An anonymous donor in 1993 had floodlights installed to cast an eerie evening glow onto the facade of the Hospital. Spectacular views of “Manhattan’s Castle” can be seen at night driving along East side river or flying into LaGuardia Airport.
Since moving here in 2001, I have been fascinated with this building and have tried to shoot it. However, walls and barbed wire fences have been most prohibitive. In late January 2008, a good friend and fellow pinholer, Tom Persinger suggested a Smallpox Hospital Photo Shoot. His father lives on the the former Blackwell Island, now called Roosevelt Island, and said the southern tip was quite accessible. The State is currently in the process of a $12.9 million ‘Phase One’ project to stabilize the Renwick ruins and build a public park and have already landscaped pathways at the southern end of the Island. This project is trying to be sped up due to the collapse of Renwick’s north wall on December 26 of 2007.
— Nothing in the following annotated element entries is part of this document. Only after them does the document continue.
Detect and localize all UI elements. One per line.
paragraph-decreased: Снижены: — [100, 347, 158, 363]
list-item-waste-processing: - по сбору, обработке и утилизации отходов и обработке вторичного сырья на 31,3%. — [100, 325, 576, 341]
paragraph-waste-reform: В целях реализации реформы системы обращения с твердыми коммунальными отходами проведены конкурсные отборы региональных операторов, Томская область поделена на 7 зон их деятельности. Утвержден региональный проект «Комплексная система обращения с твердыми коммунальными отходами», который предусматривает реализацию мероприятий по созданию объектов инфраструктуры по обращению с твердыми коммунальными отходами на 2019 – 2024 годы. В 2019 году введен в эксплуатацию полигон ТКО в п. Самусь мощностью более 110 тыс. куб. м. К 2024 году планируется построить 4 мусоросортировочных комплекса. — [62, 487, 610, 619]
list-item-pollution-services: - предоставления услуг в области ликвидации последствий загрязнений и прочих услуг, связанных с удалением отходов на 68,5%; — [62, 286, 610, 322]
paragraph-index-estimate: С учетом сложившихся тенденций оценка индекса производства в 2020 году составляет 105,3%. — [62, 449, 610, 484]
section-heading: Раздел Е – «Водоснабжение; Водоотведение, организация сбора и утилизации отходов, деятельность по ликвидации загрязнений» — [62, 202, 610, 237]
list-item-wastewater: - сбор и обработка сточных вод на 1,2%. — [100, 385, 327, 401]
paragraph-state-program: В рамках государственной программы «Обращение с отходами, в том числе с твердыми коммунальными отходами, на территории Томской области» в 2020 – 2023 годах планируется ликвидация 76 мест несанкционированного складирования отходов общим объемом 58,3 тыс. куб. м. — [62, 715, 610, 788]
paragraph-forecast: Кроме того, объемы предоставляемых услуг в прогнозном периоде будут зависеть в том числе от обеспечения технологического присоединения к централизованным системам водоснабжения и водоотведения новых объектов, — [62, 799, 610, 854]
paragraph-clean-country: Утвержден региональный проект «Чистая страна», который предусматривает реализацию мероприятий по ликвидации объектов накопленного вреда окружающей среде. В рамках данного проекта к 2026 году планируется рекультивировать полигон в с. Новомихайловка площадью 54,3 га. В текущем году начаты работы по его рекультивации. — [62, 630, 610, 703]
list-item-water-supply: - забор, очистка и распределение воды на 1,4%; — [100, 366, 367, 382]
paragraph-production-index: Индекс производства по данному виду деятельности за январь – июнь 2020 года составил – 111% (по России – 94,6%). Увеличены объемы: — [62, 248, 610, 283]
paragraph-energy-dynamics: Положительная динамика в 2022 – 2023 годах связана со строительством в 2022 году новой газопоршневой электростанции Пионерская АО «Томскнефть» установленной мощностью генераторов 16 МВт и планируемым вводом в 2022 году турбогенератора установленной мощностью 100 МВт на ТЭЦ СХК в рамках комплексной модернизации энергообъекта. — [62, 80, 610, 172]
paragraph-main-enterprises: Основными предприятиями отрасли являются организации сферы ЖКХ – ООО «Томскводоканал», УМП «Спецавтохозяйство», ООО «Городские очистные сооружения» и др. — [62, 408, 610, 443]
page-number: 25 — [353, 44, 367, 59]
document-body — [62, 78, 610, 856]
So Tom and I ventured out on a cold afternoon with the talented Holga and Zone plate phenom, Erin Malone. There’s a chain-link fence surrounding the Smallpox Hospital and I, of course, quickly found a not so legal way around it. Not much was left inside the Hospital but piles of bricks and plenty of trees. The facade, the framework, was really all that remained. I was having some technical difficulties shooting that day and vowed to come back…at night.
I went on a scouting mission on February 6th, 2008 to see if it was even accessible at night. The sun was setting by the time I arrived at 5:30pm. The main gate to the southern tip of the island was over 10′ tall and had barbed wire, but it was open. With tripod and my new Canon G9 in hand I quickly rushed down the 60+ yards to the Hospital. I didn’t want to break in at night, I just chose to shoot through the fence and test the exposures. The floodlights were bathing the Hospital in what seemed like white light but my camera was reading as eerie shades of blue and green.
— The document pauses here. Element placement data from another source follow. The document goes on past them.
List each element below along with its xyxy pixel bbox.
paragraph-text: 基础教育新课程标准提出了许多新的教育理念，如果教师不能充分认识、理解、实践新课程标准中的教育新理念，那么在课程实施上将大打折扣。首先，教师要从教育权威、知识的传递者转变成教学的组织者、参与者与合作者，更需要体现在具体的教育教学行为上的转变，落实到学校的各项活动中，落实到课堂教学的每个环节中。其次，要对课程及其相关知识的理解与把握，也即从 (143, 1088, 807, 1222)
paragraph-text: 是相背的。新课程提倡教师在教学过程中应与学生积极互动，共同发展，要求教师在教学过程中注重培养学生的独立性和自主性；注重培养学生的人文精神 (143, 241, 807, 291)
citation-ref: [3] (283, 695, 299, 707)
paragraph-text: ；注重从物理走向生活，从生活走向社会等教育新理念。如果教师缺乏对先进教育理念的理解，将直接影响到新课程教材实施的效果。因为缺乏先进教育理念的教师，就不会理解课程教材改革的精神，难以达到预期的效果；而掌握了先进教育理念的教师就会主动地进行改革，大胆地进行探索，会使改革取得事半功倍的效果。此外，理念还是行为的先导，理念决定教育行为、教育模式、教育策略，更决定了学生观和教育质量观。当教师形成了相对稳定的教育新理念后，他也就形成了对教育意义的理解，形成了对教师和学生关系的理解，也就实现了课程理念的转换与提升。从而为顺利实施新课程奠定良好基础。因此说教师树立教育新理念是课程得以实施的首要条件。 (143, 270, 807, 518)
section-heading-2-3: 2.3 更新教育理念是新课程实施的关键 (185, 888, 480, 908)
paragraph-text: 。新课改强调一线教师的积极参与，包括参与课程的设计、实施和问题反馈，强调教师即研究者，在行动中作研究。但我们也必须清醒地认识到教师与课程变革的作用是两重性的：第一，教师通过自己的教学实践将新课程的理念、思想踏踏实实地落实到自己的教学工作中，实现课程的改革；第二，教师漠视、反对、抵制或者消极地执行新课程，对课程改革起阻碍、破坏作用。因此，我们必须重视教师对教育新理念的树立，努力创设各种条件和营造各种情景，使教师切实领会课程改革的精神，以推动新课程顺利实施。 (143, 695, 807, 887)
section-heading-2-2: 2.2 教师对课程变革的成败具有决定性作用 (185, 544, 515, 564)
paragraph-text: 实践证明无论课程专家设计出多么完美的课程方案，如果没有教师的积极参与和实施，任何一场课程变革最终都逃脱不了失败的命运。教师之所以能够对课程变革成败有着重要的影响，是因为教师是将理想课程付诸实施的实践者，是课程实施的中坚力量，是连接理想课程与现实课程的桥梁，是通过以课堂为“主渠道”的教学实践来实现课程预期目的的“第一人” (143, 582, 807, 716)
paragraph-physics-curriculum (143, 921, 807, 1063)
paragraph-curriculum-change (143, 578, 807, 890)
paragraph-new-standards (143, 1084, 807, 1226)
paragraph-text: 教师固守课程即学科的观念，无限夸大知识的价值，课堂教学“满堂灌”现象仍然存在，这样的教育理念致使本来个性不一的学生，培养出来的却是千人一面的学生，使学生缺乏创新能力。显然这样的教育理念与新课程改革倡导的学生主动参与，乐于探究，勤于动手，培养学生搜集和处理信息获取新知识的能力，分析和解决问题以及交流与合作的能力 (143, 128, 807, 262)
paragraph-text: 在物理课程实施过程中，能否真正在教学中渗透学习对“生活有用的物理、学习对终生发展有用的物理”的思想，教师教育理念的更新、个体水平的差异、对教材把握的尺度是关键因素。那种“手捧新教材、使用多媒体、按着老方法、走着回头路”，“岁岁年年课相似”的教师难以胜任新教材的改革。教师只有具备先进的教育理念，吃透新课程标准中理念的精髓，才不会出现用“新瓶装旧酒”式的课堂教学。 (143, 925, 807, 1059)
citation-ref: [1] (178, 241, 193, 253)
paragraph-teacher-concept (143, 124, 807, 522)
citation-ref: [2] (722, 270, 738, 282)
An hour later I was still shooting when the cop car drove up beside me, “We closing up bossman” said the driver.
What? Bossman? I wasn’t being arrested?
Technically, I wasn’t trespassing.
I asked the cop what time they shut down the park to which he replied, “Around sunset, or when it starts to get dangerous.”
“Dangerous?!” I replied, “Well, thanks for the warning.” and started to walk back towards the gate.
Unfortunately the gate was now closed and locked.
Uhmmm… I definitely was assessing the situation and it didn’t look good. But then the cop car came back around from doing his loop and thankfully unlocked the gate.
The next week I returned with my fellow Nocturnalist, Andre Costantini, who was featured previously here with our Red Hook Night shoot.
As luck would have it, February 12th, 2008, was one of the few days in which it snowed in the city. Did that deter Andre and me? Hell no! We arrived at 5pm, set up, and witnessed an amazing sunset through the snow clouded night. It was truly spectacular, and the images featured here are the best of both or our work from that evening.
(Click on each of the photographs above to see the artist and larger image size and details.)
It truly was a great shoot under the aura of this ancient castle. Of course the same cop, Ray, came to get us at 7pm, “We are closing up bossman.” he said again from the police car. Because I knew the drill and it was cold outside, I asked Ray if he could give us a lift to the train station which was a 5 minutes drive away. “Come on in, did you get some good shots tonight?” Ray asked as Andre and I jumped into the cop car and headed home.
(Historic information regarding this blog was taken from several of Jami Bernard’s articles from Roosevelt Island’s Independent newspaper, Main St WIRE and from the Roosevelt Island Historic Society.)